Questo accade anche in una notissima azienda italiana, tra le più contattate proprio perché tutti, in qualche modo, abbiamo a che farci e con cui ahinoi spesso i disservizi sono maggiori dei servizi. Azienda che forse non a caso deve aver puntato molto sui social: è quasi sempre prima fra i Top Brands nel Social Caring per il suo invidiabile Response Time. In effetti almeno lo staff di assistenza su Facebook e Twitter è molto efficiente: tanto da trovarsi più volte a “dover” dichiarare chiusa la giornata di lavoro a ora di pranzo. «Spesso non sappiamo come passare il pomeriggio», mi ha confessato di recente, sconsolato, un membro del team.

Certo, i sindacati sono sempre sul piede di guerra e il capo deve ben guardarsi dal mandare in overload  i lavoratori. Ma ciò non significa porre una regola di comportamento che pare “demansionare” tanto i dipendenti – che avrebbero voglia di far di più e meglio (pagati, s’intende) – quanto i clienti, dove per uno soddisfatto ce n’è un altro o chissà quanti abbandonati al loro destino. Non guasterebbe forse investire un po’ anche in questo. Il vero business sta nell’aiuto, totale e totalizzante: un marketing che si fa volontariato. Solo se mi metto al tuo servizio, dandomi a te completamente, tu mi darai la tua ben riposta fiducia: tu mi crederai. E comprerai.

Non stupisce dunque l’altra notizia diffusa da Socialbakers. La maggior parte delle richieste di assistenza arriva su Twitter anziché su Facebook: il 59,3% contro il 40,7%. Ciononostante i Brand continuano a esser più attivi sul social di Zuckerberg, in termini di replies e risoluzione delle problematiche, anziché cinguettarle su Twitter: il Response Rate su Facebook è del 59,4% contro il 40,6% di Twitter.
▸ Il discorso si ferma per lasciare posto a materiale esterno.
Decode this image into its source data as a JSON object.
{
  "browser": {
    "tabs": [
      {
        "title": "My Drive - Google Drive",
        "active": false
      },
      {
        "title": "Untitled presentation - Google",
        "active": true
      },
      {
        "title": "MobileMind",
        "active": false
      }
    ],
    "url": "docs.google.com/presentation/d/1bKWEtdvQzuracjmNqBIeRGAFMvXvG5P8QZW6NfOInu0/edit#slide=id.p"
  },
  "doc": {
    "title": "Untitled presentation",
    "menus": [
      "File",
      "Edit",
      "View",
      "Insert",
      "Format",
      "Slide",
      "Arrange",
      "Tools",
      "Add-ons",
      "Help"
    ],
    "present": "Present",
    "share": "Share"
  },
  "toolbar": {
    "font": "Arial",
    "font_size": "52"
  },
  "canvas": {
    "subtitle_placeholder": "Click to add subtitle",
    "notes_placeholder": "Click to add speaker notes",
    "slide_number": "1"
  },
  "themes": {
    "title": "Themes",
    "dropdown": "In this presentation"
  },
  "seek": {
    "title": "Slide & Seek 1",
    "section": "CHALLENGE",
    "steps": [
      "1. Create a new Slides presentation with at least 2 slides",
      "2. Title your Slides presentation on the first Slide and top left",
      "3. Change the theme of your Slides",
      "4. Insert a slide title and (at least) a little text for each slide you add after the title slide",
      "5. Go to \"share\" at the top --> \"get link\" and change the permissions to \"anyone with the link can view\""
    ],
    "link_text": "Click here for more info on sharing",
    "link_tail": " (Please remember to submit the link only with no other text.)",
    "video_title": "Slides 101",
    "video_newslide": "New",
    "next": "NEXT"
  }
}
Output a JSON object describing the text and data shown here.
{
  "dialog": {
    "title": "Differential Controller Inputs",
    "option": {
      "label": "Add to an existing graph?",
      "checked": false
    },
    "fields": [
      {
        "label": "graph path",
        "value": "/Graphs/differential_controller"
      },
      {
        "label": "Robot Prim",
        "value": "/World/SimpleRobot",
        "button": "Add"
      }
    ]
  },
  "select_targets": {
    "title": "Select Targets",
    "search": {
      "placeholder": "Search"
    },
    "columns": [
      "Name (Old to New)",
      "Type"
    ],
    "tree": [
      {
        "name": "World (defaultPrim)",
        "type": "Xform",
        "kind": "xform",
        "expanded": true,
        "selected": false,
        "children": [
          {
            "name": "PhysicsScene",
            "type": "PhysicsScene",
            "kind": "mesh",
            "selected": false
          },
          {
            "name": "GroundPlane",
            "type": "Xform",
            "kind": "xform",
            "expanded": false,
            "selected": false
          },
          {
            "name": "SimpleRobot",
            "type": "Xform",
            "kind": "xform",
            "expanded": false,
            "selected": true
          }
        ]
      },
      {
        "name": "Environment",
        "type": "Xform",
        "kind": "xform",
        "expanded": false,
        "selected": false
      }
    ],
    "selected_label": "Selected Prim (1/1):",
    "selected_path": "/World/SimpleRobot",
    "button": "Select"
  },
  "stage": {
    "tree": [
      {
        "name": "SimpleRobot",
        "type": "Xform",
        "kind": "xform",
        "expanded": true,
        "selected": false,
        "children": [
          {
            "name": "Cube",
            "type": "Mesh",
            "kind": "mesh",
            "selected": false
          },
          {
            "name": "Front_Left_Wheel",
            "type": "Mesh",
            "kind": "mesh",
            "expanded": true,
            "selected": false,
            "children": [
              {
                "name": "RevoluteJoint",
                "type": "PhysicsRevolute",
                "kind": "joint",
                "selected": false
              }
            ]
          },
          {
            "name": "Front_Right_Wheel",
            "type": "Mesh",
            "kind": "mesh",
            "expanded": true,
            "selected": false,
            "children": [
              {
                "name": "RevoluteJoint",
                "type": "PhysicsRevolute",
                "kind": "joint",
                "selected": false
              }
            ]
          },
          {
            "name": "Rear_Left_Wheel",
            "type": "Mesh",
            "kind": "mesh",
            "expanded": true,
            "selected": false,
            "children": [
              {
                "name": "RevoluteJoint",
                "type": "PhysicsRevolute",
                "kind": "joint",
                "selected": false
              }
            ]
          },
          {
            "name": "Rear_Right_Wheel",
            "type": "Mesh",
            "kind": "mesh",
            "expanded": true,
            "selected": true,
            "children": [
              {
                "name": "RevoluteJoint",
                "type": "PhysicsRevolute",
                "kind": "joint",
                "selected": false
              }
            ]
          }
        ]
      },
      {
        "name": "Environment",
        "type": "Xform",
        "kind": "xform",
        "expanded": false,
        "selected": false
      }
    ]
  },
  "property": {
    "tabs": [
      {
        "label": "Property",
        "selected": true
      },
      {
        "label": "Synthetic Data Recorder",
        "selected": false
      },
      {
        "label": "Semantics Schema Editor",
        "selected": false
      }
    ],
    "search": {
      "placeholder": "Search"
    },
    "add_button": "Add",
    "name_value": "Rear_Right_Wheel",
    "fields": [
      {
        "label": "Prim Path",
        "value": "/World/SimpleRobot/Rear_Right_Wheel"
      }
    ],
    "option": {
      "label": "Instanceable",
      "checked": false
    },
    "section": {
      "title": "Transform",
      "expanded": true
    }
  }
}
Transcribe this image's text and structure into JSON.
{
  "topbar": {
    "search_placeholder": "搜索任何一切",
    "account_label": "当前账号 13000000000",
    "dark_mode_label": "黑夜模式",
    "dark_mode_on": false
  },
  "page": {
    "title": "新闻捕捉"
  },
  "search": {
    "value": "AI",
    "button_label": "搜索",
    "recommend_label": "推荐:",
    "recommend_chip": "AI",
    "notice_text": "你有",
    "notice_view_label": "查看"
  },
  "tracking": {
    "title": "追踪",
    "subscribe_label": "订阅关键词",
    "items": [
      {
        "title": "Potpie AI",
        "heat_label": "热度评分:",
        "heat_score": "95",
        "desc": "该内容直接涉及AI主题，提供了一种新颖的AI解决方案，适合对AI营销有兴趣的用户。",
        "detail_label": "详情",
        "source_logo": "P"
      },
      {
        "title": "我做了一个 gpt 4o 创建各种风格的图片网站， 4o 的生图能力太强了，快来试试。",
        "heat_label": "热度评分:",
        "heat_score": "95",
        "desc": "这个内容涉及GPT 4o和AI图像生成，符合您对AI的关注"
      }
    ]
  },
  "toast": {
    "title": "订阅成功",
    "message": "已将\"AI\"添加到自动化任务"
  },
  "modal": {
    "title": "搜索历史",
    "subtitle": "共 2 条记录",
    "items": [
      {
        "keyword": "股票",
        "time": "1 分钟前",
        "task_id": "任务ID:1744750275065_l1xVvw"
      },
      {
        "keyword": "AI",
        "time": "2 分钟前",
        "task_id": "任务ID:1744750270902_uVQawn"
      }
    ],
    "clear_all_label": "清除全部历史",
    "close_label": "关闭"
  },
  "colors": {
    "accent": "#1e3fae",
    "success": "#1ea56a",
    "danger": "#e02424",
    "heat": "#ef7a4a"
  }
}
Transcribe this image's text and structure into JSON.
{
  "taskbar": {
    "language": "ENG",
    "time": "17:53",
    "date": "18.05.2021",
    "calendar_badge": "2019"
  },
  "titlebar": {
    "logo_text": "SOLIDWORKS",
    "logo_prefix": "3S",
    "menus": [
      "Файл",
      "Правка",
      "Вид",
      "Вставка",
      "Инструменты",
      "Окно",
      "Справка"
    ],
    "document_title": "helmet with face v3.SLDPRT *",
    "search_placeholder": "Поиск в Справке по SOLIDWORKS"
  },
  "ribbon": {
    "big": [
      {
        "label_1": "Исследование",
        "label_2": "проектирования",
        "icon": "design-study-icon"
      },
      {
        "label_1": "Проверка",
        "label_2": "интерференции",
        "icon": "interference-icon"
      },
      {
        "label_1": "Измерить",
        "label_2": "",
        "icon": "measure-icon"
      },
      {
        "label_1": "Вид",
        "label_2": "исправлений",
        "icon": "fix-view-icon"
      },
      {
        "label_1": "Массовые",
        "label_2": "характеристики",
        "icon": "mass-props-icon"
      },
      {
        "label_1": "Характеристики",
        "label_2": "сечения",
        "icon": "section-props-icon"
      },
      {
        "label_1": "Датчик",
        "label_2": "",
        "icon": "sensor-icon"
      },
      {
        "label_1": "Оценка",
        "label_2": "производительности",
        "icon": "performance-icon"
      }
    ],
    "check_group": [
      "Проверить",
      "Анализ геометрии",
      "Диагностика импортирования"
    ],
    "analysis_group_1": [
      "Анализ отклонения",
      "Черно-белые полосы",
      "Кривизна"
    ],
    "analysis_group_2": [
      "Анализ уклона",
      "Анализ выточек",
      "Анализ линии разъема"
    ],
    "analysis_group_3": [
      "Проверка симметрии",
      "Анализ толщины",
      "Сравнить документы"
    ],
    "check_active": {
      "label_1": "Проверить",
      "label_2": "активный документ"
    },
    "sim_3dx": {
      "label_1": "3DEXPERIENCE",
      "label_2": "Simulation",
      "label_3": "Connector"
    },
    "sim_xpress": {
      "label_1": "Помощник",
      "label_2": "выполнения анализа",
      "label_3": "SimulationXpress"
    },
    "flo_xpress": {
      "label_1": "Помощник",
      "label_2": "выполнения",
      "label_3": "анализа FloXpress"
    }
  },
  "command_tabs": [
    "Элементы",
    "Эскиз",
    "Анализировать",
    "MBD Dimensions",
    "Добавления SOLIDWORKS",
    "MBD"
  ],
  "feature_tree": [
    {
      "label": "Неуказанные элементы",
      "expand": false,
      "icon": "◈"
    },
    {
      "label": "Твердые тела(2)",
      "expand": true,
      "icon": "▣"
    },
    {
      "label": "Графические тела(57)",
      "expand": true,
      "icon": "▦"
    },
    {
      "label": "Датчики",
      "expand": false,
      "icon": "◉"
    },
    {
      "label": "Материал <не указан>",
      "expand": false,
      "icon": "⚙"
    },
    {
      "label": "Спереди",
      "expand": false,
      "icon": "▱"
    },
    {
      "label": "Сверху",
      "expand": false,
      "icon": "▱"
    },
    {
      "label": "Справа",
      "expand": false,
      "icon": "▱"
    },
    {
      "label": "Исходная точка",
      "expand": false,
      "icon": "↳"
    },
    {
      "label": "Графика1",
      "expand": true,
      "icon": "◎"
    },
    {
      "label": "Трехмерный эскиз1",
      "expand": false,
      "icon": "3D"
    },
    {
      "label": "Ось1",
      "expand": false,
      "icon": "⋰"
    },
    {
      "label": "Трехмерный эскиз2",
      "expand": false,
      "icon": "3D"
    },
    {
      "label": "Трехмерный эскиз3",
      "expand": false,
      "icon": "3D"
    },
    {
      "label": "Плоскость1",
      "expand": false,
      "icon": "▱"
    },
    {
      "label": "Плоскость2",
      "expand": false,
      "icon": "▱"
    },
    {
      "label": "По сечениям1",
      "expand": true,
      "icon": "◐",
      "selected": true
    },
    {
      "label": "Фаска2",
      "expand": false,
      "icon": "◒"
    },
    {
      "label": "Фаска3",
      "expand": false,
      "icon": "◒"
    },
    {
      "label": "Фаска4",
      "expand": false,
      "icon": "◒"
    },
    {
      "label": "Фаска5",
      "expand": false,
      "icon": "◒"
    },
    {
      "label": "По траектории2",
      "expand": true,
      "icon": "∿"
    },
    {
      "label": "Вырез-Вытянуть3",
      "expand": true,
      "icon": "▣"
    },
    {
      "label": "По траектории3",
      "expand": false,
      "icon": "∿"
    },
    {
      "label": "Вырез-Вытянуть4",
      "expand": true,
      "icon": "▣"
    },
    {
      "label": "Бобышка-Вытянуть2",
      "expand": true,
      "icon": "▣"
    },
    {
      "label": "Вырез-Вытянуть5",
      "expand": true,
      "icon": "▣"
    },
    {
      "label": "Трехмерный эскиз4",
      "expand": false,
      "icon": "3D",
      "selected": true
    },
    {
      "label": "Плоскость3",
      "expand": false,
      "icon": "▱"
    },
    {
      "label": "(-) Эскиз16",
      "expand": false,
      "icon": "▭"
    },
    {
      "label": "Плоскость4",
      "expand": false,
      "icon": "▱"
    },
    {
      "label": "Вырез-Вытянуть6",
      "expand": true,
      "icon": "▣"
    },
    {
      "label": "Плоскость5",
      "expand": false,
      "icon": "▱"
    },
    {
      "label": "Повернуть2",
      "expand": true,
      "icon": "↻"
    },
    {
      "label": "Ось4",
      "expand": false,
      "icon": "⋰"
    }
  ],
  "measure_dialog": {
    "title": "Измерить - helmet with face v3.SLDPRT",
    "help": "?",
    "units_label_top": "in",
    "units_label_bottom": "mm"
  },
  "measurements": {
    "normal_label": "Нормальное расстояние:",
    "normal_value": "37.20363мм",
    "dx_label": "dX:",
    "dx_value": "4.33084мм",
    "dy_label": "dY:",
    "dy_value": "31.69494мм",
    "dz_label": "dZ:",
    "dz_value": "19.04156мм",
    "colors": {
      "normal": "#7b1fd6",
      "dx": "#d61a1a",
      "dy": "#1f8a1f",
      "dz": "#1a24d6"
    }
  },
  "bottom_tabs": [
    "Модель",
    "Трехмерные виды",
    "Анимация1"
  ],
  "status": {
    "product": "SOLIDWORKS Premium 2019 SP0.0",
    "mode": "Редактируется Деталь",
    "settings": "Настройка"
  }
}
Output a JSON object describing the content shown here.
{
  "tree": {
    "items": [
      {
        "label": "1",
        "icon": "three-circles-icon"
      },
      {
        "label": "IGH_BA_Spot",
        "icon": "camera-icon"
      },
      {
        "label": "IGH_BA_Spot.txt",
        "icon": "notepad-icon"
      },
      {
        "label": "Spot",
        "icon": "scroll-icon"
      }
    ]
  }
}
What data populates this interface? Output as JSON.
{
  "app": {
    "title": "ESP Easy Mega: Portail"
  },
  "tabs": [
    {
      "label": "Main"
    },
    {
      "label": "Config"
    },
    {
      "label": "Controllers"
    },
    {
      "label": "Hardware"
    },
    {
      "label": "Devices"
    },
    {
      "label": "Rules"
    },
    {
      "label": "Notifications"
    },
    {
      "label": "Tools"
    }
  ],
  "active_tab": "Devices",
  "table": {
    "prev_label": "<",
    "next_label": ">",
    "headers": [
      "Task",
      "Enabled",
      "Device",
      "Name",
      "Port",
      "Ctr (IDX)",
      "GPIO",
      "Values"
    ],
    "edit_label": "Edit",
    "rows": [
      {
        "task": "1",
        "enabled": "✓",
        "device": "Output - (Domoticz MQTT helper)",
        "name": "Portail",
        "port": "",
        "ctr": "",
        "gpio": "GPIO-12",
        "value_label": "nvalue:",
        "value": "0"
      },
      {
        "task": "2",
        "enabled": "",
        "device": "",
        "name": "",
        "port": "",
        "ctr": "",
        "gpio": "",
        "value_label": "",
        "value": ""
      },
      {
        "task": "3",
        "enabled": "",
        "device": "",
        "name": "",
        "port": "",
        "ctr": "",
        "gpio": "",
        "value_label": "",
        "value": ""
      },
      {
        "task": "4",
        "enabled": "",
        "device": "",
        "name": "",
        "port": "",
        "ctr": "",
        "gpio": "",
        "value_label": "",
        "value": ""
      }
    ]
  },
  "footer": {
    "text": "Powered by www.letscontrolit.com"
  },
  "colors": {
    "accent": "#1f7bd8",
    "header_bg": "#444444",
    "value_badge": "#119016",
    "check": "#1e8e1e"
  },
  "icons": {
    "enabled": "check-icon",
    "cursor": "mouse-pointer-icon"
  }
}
Viviamo certo una fase di transizione, di crescita delle aziende, che stanno ancora tarando la loro presenza social, così come degli utenti, che devono individuare il modo più efficace per rivolgersi al Brand onde risolvere i loro problemi. Buon senso vorrebbe però che, dopo la diffusione di simili dati, le aziende corrano a riposizionarsi: o un maggior focus su Twitter o un redirect degli utenti sulla propria Pagina Facebook. Bene: in quanti lo faranno davvero?

«Ascolta, poi rispondi»: anche circa la piattaforma su cui ascoltare e rispondere. Una simile forbice prova il persistere di una comunicazione ancora disturbata col network. «Io vi seguo, ma tu no; io non vi seguo, ma tu sì»: l’azienda crede di [o dice di] seguire e assistere tutti i clienti, ma [più di] qualcuno resta fuori. E non per impossibilità, oggettiva mancanza di tempo: bensì per scarsa cura nella strategia, carenza nell’ascolto e nella comprensione delle esigenze di chi si ha di fronte.

Se il rapporto biunivoco si interrompe, io non riesco più a comunicare mentre ti assisto, tantomeno ad assisterti mentre cerco di comunicare con te. Non sono più #SociallyDevoted: errore che oggi nessuno può permettersi.

La svolta è iniziata: proseguiamo dunque con coraggio nell’innovazione. Da’ tutto te stesso nel #SocialCare, conscio che il sistema “per far quattrini” oggi è radicato in un’economia “collegata”, partecipata, condivisa: una Sharing Economy ove la ricchezza autentica è solo nelle risorse, sociali e solidali. Ricchezza “è” condivisione, è Social Care. Sii «devoto social-mente»: in senso social e sociale. Certo, è facile come scalare una montagna: alla fine, però, «il gusto ci guadagna».